Pelo contexto histórico é de supor que as exportações para o mundo islâmico, sejam anteriores ao comércio orientado para os países europeus. É uma realidade, no entanto, que alguns objectos sobretudo cofres com óbvia tipologia e desenho islâmicos ingressaram em colecções reais europeias no sec, XVI e seguinte, exactamente pelo seu valor exótico e beleza e num espírito de inventariação promovido pelo fascínio pelas novidades de um mundo que estava então a ser “descoberto”.
O escritório da Jorge Welsh revela um desenho geométrico e vegetalista estilizado que embora de feição islâmica é típico das artes decorativas do Guzarate, um vocabulário decorativo que incorpora árvores estilizadas com copa em forma de coração invertido, palmeiras com rosáceas, etc, característico dos Sultanatos do Norte da Índia do período pré-Mogol.
Quando os Portugueses dominaram o comércio do Índico e se apoderaram das rotas comerciais árabes e Otomanas e que os interesses comerciais europeus foram ganhando força, sobretudo a partir de 1601 (com a abertura das feitorias inglesa e holandesa em Surat) a produção de mobiliário de exportação adquiriu contornos mais adequados ao gosto europeu de então.
No seu Itinerário, publicado em 1596, o holandês Linschoten menciona que em Sind, junto da embocadura do rio Indo “ fazem todo o género de escrivaninhas, armários, malinhas, caixinhas, bastões e mil outras bugigangas e curiosidades semelhantes, todas embutidas e lavradas com madrepérola, sendo tudo levado para Goa e para Cochim, na altura em que os navios portugueses ali estão para carregar.
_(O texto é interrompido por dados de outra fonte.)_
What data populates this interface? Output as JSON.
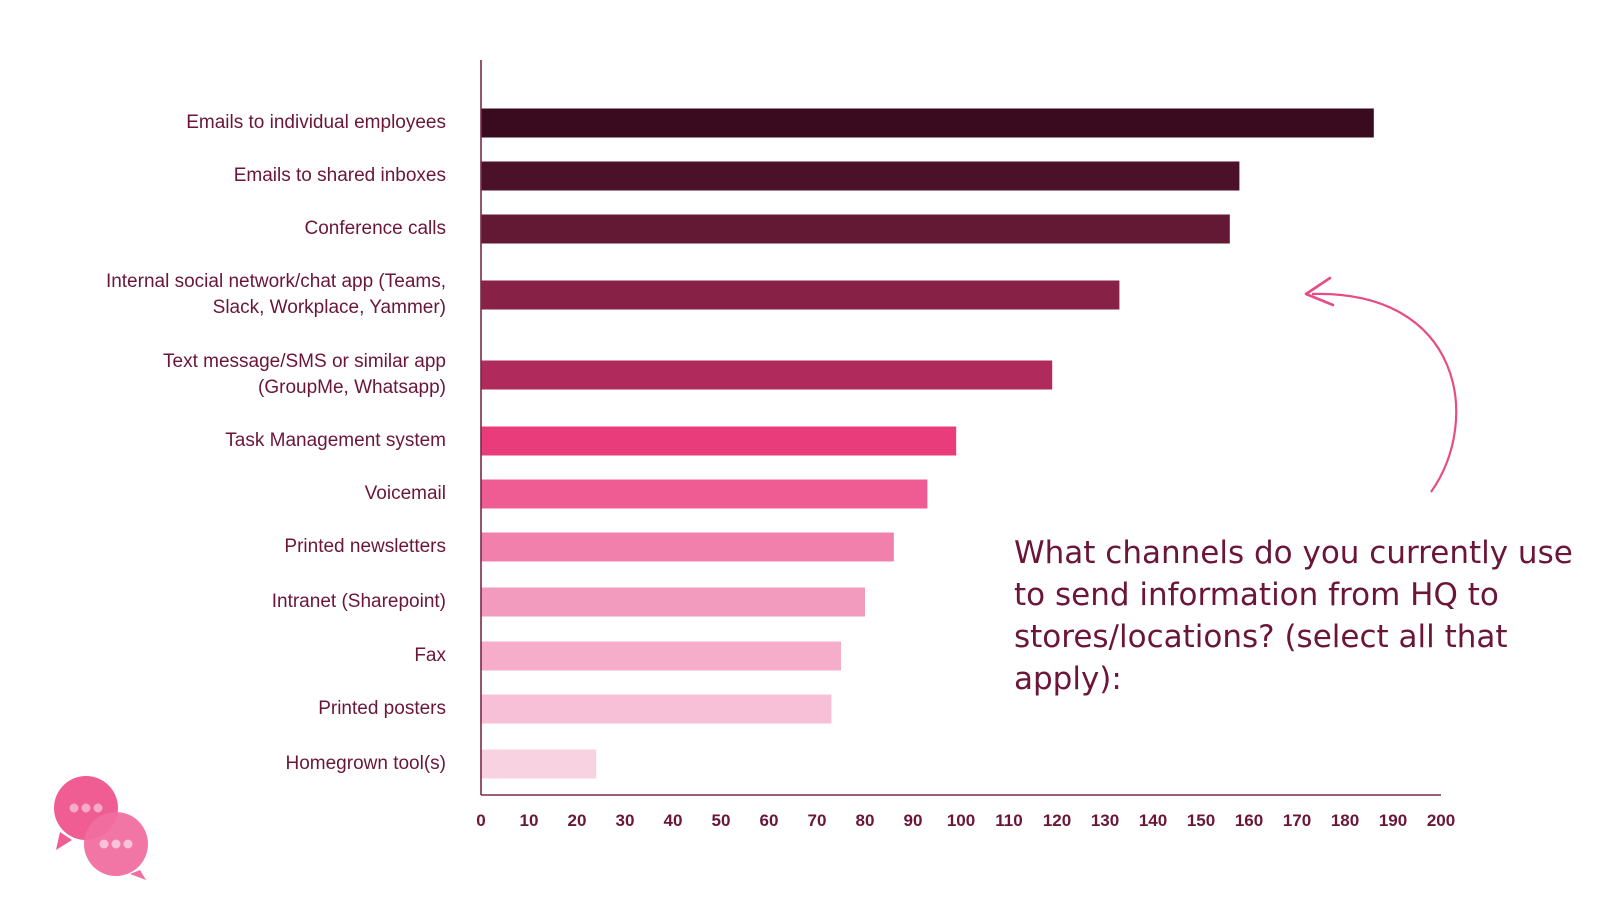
{
  "question": "What channels do you currently use to send information from HQ to stores/locations? (select all that apply):",
  "chart_data": {
    "type": "bar",
    "orientation": "horizontal",
    "title": "",
    "xlabel": "",
    "ylabel": "",
    "xlim": [
      0,
      200
    ],
    "xticks": [
      "0",
      "10",
      "20",
      "30",
      "40",
      "50",
      "60",
      "70",
      "80",
      "90",
      "100",
      "110",
      "120",
      "130",
      "140",
      "150",
      "160",
      "170",
      "180",
      "190",
      "200"
    ],
    "grid": false,
    "categories": [
      [
        "Emails to individual employees"
      ],
      [
        "Emails to shared inboxes"
      ],
      [
        "Conference calls"
      ],
      [
        "Internal social network/chat app (Teams,",
        "Slack, Workplace, Yammer)"
      ],
      [
        "Text message/SMS or similar app",
        "(GroupMe, Whatsapp)"
      ],
      [
        "Task Management system"
      ],
      [
        "Voicemail"
      ],
      [
        "Printed newsletters"
      ],
      [
        "Intranet (Sharepoint)"
      ],
      [
        "Fax"
      ],
      [
        "Printed posters"
      ],
      [
        "Homegrown tool(s)"
      ]
    ],
    "values": [
      186,
      158,
      156,
      133,
      119,
      99,
      93,
      86,
      80,
      75,
      73,
      24
    ],
    "colors": [
      "#3a0b1f",
      "#4a1128",
      "#631834",
      "#872146",
      "#b02b5c",
      "#e93c7a",
      "#ee5c93",
      "#f180ad",
      "#f39bbe",
      "#f5adc9",
      "#f7c0d6",
      "#f8d2e1"
    ]
  },
  "icons": {
    "logo": "chat-bubbles-icon"
  }
}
O francês François Pyrard de Laval observador atento do que viu na Índia entre 1601 e 1611, descrevendo o reino de Cambaia (Guzarate) conta: “Ils ont encore des cabinets à la façon d’Allemagne, à pièces raportées de nacre de perle, ivoire, or, argent, pierreries, le tout fait proprement.” Referia-se aos pequenos escritórios de tampo de abater com uma gaveta central maior rodeada de pequenas gavetas decorados com embutidos de madeiras diversas produzidos pelas oficinas de Ausburgo e Nuremberga desde o sec. XVI, muito populares em toda a Europa.
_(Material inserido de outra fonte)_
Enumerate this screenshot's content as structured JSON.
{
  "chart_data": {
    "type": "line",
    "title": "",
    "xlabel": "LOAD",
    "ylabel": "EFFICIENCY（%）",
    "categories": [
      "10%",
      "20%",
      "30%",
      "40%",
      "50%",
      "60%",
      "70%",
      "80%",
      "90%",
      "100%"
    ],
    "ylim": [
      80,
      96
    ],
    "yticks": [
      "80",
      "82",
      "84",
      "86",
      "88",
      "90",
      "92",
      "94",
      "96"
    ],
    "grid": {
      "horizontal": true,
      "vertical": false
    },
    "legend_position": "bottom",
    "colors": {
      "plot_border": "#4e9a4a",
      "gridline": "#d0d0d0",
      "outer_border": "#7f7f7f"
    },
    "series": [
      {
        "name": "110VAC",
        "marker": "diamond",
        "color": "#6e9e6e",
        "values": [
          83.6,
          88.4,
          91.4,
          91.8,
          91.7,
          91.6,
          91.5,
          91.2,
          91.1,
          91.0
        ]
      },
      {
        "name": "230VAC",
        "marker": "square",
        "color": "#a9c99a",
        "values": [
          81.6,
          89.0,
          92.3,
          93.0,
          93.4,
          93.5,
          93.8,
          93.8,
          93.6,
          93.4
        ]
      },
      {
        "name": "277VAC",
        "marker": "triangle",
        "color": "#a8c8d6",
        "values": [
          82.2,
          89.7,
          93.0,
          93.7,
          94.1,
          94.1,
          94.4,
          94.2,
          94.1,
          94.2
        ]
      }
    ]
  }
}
O Escritório de embutidos de madrepérola em laca da Jorge Welsh é possivelmente único e de grande relevância, ilustrando a transição de modelos islâmicos para europeus na aurora formativa de um mercado de exportação de mobiliário exótico da Índia para a Europa que iria manter o seu fulgor até pelo, menos ao século XVIII. A tipologia deste móvel corresponde plenamente aos modelos em voga na Europa de então. Que tenhamos notícia e apesar das diversas menções contemporâneas a escritórios de madrepérola apenas encontramos publicado um outro escritório de embutidos de madrepérola em laca do Guzarate (1), este com uma decoração já muito mais próxima dos numerosos escritórios afins em que o marfim substitui a madrepérola, mais um passo na aproximação ao gosto e técnica europeus.
O escritório da Jorge Welsh embora já não cultive a sinuosidade de formas quase caligráficas de embutidos de alguns dos exemplares destinados ao mundo islâmico conserva ainda os padrões decorativos dessa era com elementos tais como a árvore com copa em forma de coração invertido e a palmeira estilizada com rosáceas.Todo o interior do móvel está decorado com um trabalho lacado a vermelho de tipo vegetalista, Fig 2, típico das oficinas do Guzarate dessa época.
A tipologia deste móvel corresponde à dos “à moda dos da Alemanha”que se tornará modelo corrente tanto na produção indo-portuguesa como na namban, mas que à época da sua feitura no Guzarate seria uma “novidade”.As pegas laterais de ferro são elementares e de um estilo ainda por definir, reforçando o carácter pioneiro deste móvel.
(1) Digby - The Mother of Pearl Overlaid Furniture of Gujarat, the holdings of the Victoria and Albert Museum.em: Facets of Indian Art , Victoria and Albert Museum London, 1986, fig. 9 e 10.